The task can be accomplished more easily, but for some reason the <bit> header file is not always present. Here's a demo.

How about this?

#include <cstdio>

int main()
{
    unsigned int n = 1;
    char *p = 0;

    p = (char*)&n;
    if (*p == 1)
        std::printf("Little Endian\n");
    else 
        if (*(p + sizeof(int) - 1) == 1)
            std::printf("Big Endian\n");
        else
            std::printf("What the crap?\n");
    return 0;
}

As pointed out by Coriiander, most (if not all) of these code here will be optimized away at compilation time, so the generated binaries won't check "endianness" at run time.

It has been observed that a given executable shouldn't run in two different byte orders, but I have no idea if that is always the case, and it seems like a hack to me checking at compilation time. So I coded this function:

#include <stdint.h>

int* _BE = 0;

int is_big_endian() {
    if (_BE == 0) {
        uint16_t* teste = (uint16_t*)malloc(4);
        *teste = (*teste & 0x01FE) | 0x0100;
        uint8_t teste2 = ((uint8_t*) teste)[0];
        free(teste);
        _BE = (int*)malloc(sizeof(int));
        *_BE = (0x01 == teste2);
    }
    return *_BE;
}

MinGW wasn't able to optimize this code, even though it does optimize the other code here away. I believe that is because I leave the "random" value that was allocated on the smaller byte memory as it was (at least seven of its bits), so the compiler can't know what that random value is and it doesn't optimize the function away.

I've also coded the function so that the check is only performed once, and the return value is stored for next tests.

I was going through the textbook Computer System: a programmer's perspective, and there is a problem to determine which endian this is by a C program.

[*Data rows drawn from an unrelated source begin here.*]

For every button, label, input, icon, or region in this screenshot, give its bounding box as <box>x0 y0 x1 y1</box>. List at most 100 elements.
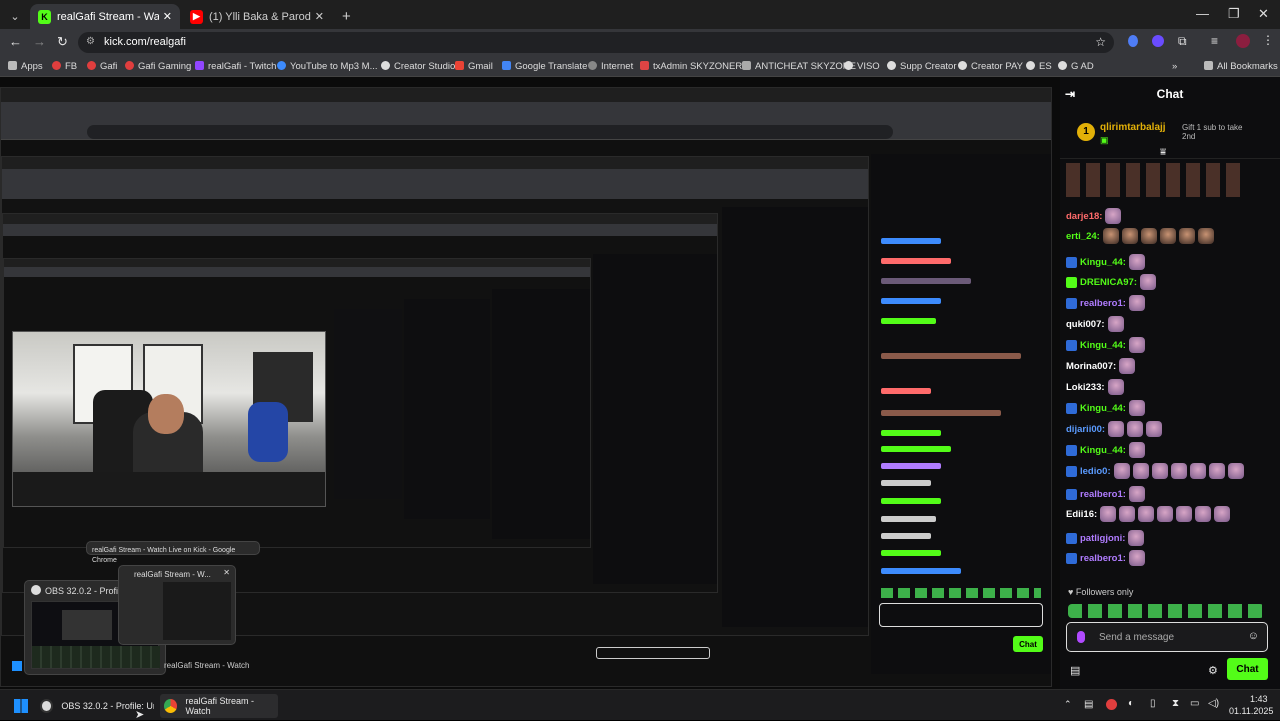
chat-username[interactable]: DRENICA97: <box>1080 277 1137 288</box>
mic-icon[interactable]: ⧗ <box>1172 698 1179 709</box>
tray-app-icon[interactable]: ▤ <box>1084 699 1093 710</box>
bookmark-item[interactable]: Gafi <box>87 61 117 72</box>
close-icon[interactable]: ✕ <box>163 10 172 23</box>
emote-icon <box>1121 228 1138 244</box>
site-info-icon[interactable]: ⚙ <box>86 36 95 47</box>
stream-player[interactable]: Chat realGafi Stream - Watch Live on Kic… <box>0 77 1060 689</box>
bookmark-item[interactable]: Internet <box>588 61 633 72</box>
bookmark-item[interactable]: VISO <box>844 61 880 72</box>
minimize-button[interactable]: — <box>1196 6 1209 21</box>
gear-icon[interactable]: ⚙ <box>1208 664 1218 677</box>
chat-username[interactable]: ledio0: <box>1080 466 1111 477</box>
puzzle-icon[interactable]: ⧉ <box>1178 34 1187 49</box>
chat-username[interactable]: Kingu_44: <box>1080 445 1126 456</box>
bookmark-star-icon[interactable]: ☆ <box>1095 35 1106 49</box>
chat-username[interactable]: Kingu_44: <box>1080 340 1126 351</box>
menu-icon[interactable]: ⋮ <box>1262 33 1274 47</box>
chrome-taskbar-item[interactable]: realGafi Stream - Watch <box>160 694 278 718</box>
clock-date[interactable]: 01.11.2025 <box>1229 706 1273 716</box>
back-icon[interactable]: ← <box>9 34 22 49</box>
chat-title: Chat <box>1156 87 1184 101</box>
bookmark-item[interactable]: YouTube to Mp3 M... <box>277 61 378 72</box>
emote-icon <box>1128 442 1145 458</box>
windows-start-icon[interactable] <box>14 699 28 713</box>
send-chat-button[interactable]: Chat <box>1227 658 1268 680</box>
chat-username[interactable]: Morina007: <box>1066 361 1116 372</box>
bookmark-item[interactable]: ANTICHEAT SKYZONE <box>742 61 856 72</box>
chat-username[interactable]: erti_24: <box>1066 231 1100 242</box>
quick-emote-bar <box>1068 604 1264 618</box>
bookmark-item[interactable]: realGafi - Twitch <box>195 61 276 72</box>
chat-username[interactable]: Loki233: <box>1066 382 1105 393</box>
clock-time[interactable]: 1:43 <box>1250 694 1268 704</box>
chat-message: Kingu_44: <box>1066 441 1145 459</box>
network-icon[interactable]: ▭ <box>1190 698 1199 709</box>
close-icon[interactable]: ✕ <box>315 10 324 23</box>
close-icon[interactable]: ✕ <box>223 568 230 577</box>
tab-kick[interactable]: K realGafi Stream - Watch Live on ✕ <box>30 4 180 29</box>
chat-username[interactable]: Kingu_44: <box>1080 257 1126 268</box>
emote-icon <box>1100 506 1117 522</box>
bookmark-item[interactable]: Creator Studio <box>381 61 455 72</box>
chat-settings-icon[interactable]: ▤ <box>1070 664 1080 677</box>
bookmark-item[interactable]: txAdmin SKYZONERP <box>640 61 749 72</box>
chat-username[interactable]: realbero1: <box>1080 553 1126 564</box>
extension-icon[interactable] <box>1152 35 1164 47</box>
forward-icon[interactable]: → <box>33 34 46 49</box>
chat-username[interactable]: Edii16: <box>1066 509 1097 520</box>
emote-icon <box>1119 506 1136 522</box>
bookmark-item[interactable]: FB <box>52 61 77 72</box>
close-window-button[interactable]: ✕ <box>1258 6 1269 22</box>
bookmark-item[interactable]: Creator PAY <box>958 61 1023 72</box>
emote-picker-icon[interactable]: ☺ <box>1248 630 1259 642</box>
bookmark-item[interactable]: Supp Creator <box>887 61 957 72</box>
bookmark-item[interactable]: G AD <box>1058 61 1094 72</box>
chat-message: realbero1: <box>1066 485 1145 503</box>
user-badge-icon <box>1066 256 1077 268</box>
chat-message: realbero1: <box>1066 549 1145 567</box>
url-bar[interactable]: ⚙ kick.com/realgafi ☆ <box>78 32 1114 53</box>
tab-youtube[interactable]: ▶ (1) Ylli Baka & Parodistet e ✕ <box>182 4 332 29</box>
emote-icon <box>1208 463 1225 479</box>
tray-app-icon[interactable]: ◐ <box>1128 698 1134 709</box>
tab-search-button[interactable]: ⌄ <box>2 4 28 29</box>
chat-input[interactable]: Send a message ☺ <box>1066 622 1268 652</box>
bookmark-item[interactable]: Google Translate <box>502 61 587 72</box>
new-tab-button[interactable]: + <box>334 4 359 29</box>
mic-icon[interactable] <box>1077 631 1085 643</box>
emote-icon <box>1128 550 1145 566</box>
emote-icon <box>1119 358 1136 374</box>
maximize-button[interactable]: ❐ <box>1228 6 1240 22</box>
chat-username[interactable]: realbero1: <box>1080 298 1126 309</box>
emote-icon <box>1128 295 1145 311</box>
emote-icon <box>1227 463 1244 479</box>
tray-chevron-icon[interactable]: ⌃ <box>1064 699 1072 710</box>
user-badge-icon <box>1066 465 1077 477</box>
tray-app-icon[interactable] <box>1106 699 1117 710</box>
collapse-chat-icon[interactable]: ⇥ <box>1065 87 1075 101</box>
stream-thumbnail[interactable]: realGafi Stream - W... ✕ <box>118 565 236 645</box>
emote-icon <box>1176 506 1193 522</box>
usb-icon[interactable]: ▯ <box>1150 698 1156 709</box>
all-bookmarks[interactable]: All Bookmarks <box>1204 61 1278 72</box>
user-badge-icon <box>1066 402 1077 414</box>
chat-username[interactable]: Kingu_44: <box>1080 403 1126 414</box>
reload-icon[interactable]: ↻ <box>57 34 68 50</box>
chat-username[interactable]: dijarii00: <box>1066 424 1105 435</box>
bookmark-item[interactable]: ES <box>1026 61 1052 72</box>
volume-icon[interactable]: ◁) <box>1208 698 1219 709</box>
chat-username[interactable]: realbero1: <box>1080 489 1126 500</box>
chrome-icon <box>164 699 178 713</box>
avatar[interactable] <box>1236 34 1250 48</box>
bookmark-item[interactable]: Gafi Gaming <box>125 61 191 72</box>
extension-icon[interactable] <box>1128 35 1138 47</box>
more-bookmarks-icon[interactable]: » <box>1172 61 1177 72</box>
chat-message: Morina007: <box>1066 357 1136 375</box>
chat-username[interactable]: darje18: <box>1066 211 1102 222</box>
media-control-icon[interactable]: ≡ <box>1211 34 1218 48</box>
bookmark-item[interactable]: Gmail <box>455 61 493 72</box>
bookmark-item[interactable]: Apps <box>8 61 43 72</box>
chat-username[interactable]: patligjoni: <box>1080 533 1125 544</box>
chat-username[interactable]: quki007: <box>1066 319 1105 330</box>
emote-icon <box>1128 337 1145 353</box>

I used the feature of the pointer to do that as following:

#include <stdio.h>

int main(void){
    int i=1;
    unsigned char* ii = &i;

    printf("This computer is %s endian.\n", ((ii[0]==1) ? "little" : "big"));
    return 0;
}

As the int takes up four bytes, and char takes up only one byte. We could use a char pointer to point to the int with value 1. Thus if the computer is little-endian, the char that char pointer points to is with value 1, otherwise, its value should be 0.